In his testimony in the Senate on Friday, Puno confirmed that he traveled to Israel, but did not say when he took the trip. He said he was on vacation at the time, it was a private trip, and he denied visiting the IWI factory.
Interference
Santiago nevertheless criticized Puno for interfering in the procurement process even if he sat on the PNP’s bids and awards committee only as an “observer.”
She described Puno as so powerful he could gather all the bidders in just one meeting.
Puno defended himself against insinuations of influencing the auction. He said he called all the proponents “because we wanted the best types of firearms.”
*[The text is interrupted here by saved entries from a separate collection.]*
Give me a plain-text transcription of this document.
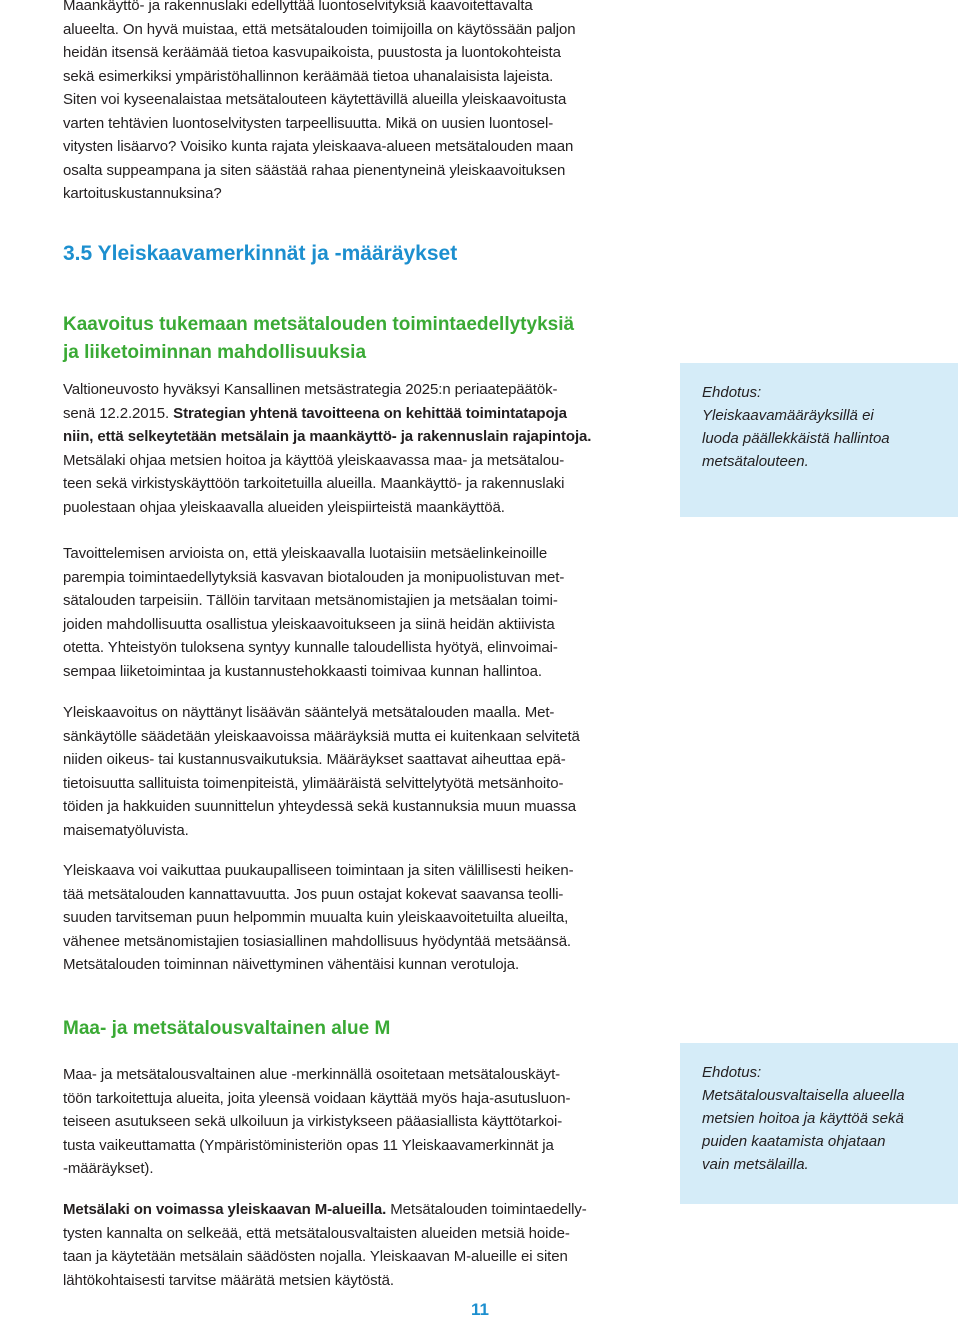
Maankäyttö- ja rakennuslaki edellyttää luontoselvityksiä kaavoitettavalta
alueelta. On hyvä muistaa, että metsätalouden toimijoilla on käytössään paljon
heidän itsensä keräämää tietoa kasvupaikoista, puustosta ja luontokohteista
sekä esimerkiksi ympäristöhallinnon keräämää tietoa uhanalaisista lajeista.
Siten voi kyseenalaistaa metsätalouteen käytettävillä alueilla yleiskaavoitusta
varten tehtävien luontoselvitysten tarpeellisuutta. Mikä on uusien luontosel-
vitysten lisäarvo? Voisiko kunta rajata yleiskaava-alueen metsätalouden maan
osalta suppeampana ja siten säästää rahaa pienentyneinä yleiskaavoituksen
kartoituskustannuksina?

3.5 Yleiskaavamerkinnät ja -määräykset

Kaavoitus tukemaan metsätalouden toimintaedellytyksiä
ja liiketoiminnan mahdollisuuksia

Valtioneuvosto hyväksyi Kansallinen metsästrategia 2025:n periaatepäätök-
senä 12.2.2015. Strategian yhtenä tavoitteena on kehittää toimintatapoja
niin, että selkeytetään metsälain ja maankäyttö- ja rakennuslain rajapintoja.
Metsälaki ohjaa metsien hoitoa ja käyttöä yleiskaavassa maa- ja metsätalou-
teen sekä virkistyskäyttöön tarkoitetuilla alueilla. Maankäyttö- ja rakennuslaki
puolestaan ohjaa yleiskaavalla alueiden yleispiirteistä maankäyttöä.

Tavoittelemisen arvioista on, että yleiskaavalla luotaisiin metsäelinkeinoille
parempia toimintaedellytyksiä kasvavan biotalouden ja monipuolistuvan met-
sätalouden tarpeisiin. Tällöin tarvitaan metsänomistajien ja metsäalan toimi-
joiden mahdollisuutta osallistua yleiskaavoitukseen ja siinä heidän aktiivista
otetta. Yhteistyön tuloksena syntyy kunnalle taloudellista hyötyä, elinvoimai-
sempaa liiketoimintaa ja kustannustehokkaasti toimivaa kunnan hallintoa.

Yleiskaavoitus on näyttänyt lisäävän sääntelyä metsätalouden maalla. Met-
sänkäytölle säädetään yleiskaavoissa määräyksiä mutta ei kuitenkaan selvitetä
niiden oikeus- tai kustannusvaikutuksia. Määräykset saattavat aiheuttaa epä-
tietoisuutta sallituista toimenpiteistä, ylimääräistä selvittelytyötä metsänhoito-
töiden ja hakkuiden suunnittelun yhteydessä sekä kustannuksia muun muassa
maisematyöluvista.

Yleiskaava voi vaikuttaa puukaupalliseen toimintaan ja siten välillisesti heiken-
tää metsätalouden kannattavuutta. Jos puun ostajat kokevat saavansa teolli-
suuden tarvitseman puun helpommin muualta kuin yleiskaavoitetuilta alueilta,
vähenee metsänomistajien tosiasiallinen mahdollisuus hyödyntää metsäänsä.
Metsätalouden toiminnan näivettyminen vähentäisi kunnan verotuloja.

Ehdotus:
Yleiskaavamääräyksillä ei
luoda päällekkäistä hallintoa
metsätalouteen.

Maa- ja metsätalousvaltainen alue M

Maa- ja metsätalousvaltainen alue -merkinnällä osoitetaan metsätalouskäyt-
töön tarkoitettuja alueita, joita yleensä voidaan käyttää myös haja-asutusluon-
teiseen asutukseen sekä ulkoiluun ja virkistykseen pääasiallista käyttötarkoi-
tusta vaikeuttamatta (Ympäristöministeriön opas 11 Yleiskaavamerkinnät ja
-määräykset).

Metsälaki on voimassa yleiskaavan M-alueilla. Metsätalouden toimintaedelly-
tysten kannalta on selkeää, että metsätalousvaltaisten alueiden metsiä hoide-
taan ja käytetään metsälain säädösten nojalla. Yleiskaavan M-alueille ei siten
lähtökohtaisesti tarvitse määrätä metsien käytöstä.

Ehdotus:
Metsätalousvaltaisella alueella
metsien hoitoa ja käyttöä sekä
puiden kaatamista ohjataan
vain metsälailla.
11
Santiago’s committee closed its inquiry empty-handed. But Santiago said she was not convinced of Puno’s defense, especially in the proliferation of jueteng on his watch, leaving Puno still under a cloud though not facing the prospect of prosecution.
Waste of time
Expecting to run into the same frustration, Palmones and Acop decided not to waste time on Puno.
Palmones said he would not file another resolution for an investigation into the M4 deal, which had been halted anyway.
Garcia confirmed that his committee would no longer proceed with the investigation of Puno, but said it was because Palmones and Acop felt that a probe would only duplicate the Senate inquiry.
“I spoke with him (Palmones) as well and he said he and Congressman Acop talked and it was their feeling that the questions they wanted to ask had been answered in the Senate, and that a probe in the House would be a duplication,” Garcia said in a text message.
“So since the proponents are satisfied that a probe is no longer necessary, the committee, I think, would defer to their judgment.”